The recommended prices for petrol and diesel today were €2,14 and €1,84 per liter, respectively

Is it the government that makes the 'recommendation'?

Is the 'recommended prices', a minimum or a maximum?

Posted by
2196 posts

joe32F, the government makes a "recommendation" but it is not binding and you'll find prices vary in different parts of the NL. Driving south to BE yesterday, the price on the A4 Highway was as high as 2.22E per liter (Euro95). Just before we pulled onto the highway, we passed a station in-town (The Hague) at 1.98E per liter. The taxes per liter are much higher than other neighboring countries and pre-covid it was quite common for border-town NL locals to cross the border to fill up in Germany or Belgium. It got to be a little tougher in covid-times.

But filling up today - while in Gent - we saved about .47E cents per liter. And when you think in terms of the US gallon, that's a savings of about $2,00 USD per gallon (at today's rate of exchange). So, certainly an incentive to fill up before heading home!

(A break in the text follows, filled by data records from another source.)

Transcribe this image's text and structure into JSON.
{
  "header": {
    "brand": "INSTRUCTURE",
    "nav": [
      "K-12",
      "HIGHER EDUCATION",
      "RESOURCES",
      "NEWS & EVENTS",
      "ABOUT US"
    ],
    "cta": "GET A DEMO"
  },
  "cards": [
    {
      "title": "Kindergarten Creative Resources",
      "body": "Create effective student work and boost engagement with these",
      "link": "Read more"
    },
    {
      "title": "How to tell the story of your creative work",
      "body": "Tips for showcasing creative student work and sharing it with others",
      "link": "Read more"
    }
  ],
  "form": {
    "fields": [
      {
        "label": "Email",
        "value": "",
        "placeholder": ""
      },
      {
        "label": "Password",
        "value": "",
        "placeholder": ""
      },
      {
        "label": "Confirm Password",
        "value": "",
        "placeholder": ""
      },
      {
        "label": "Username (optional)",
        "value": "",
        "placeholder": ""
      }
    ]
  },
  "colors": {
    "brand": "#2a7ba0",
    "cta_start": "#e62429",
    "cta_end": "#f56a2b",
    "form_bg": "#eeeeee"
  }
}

We explore Europe a lot by driving and the lowest cost fuel we've found lately was in Luxembourg, which I think today is about 1.49E per liter (according to a friend who lives there that we talked to this week). That's more than $3.00 USD per gallon in savings versus the A4 prices. So prices are quite variable in Europe. Granted this year, like in places around the world, the NL is projecting the highest home-energy costs... and we're forecasted to have a colder & longer winter than last year. UGH!

Posted by
27713 posts

In Luxembourg the prices are government controlled. They will all be within a few tenths of a cent regardless if on a motorway or in a town.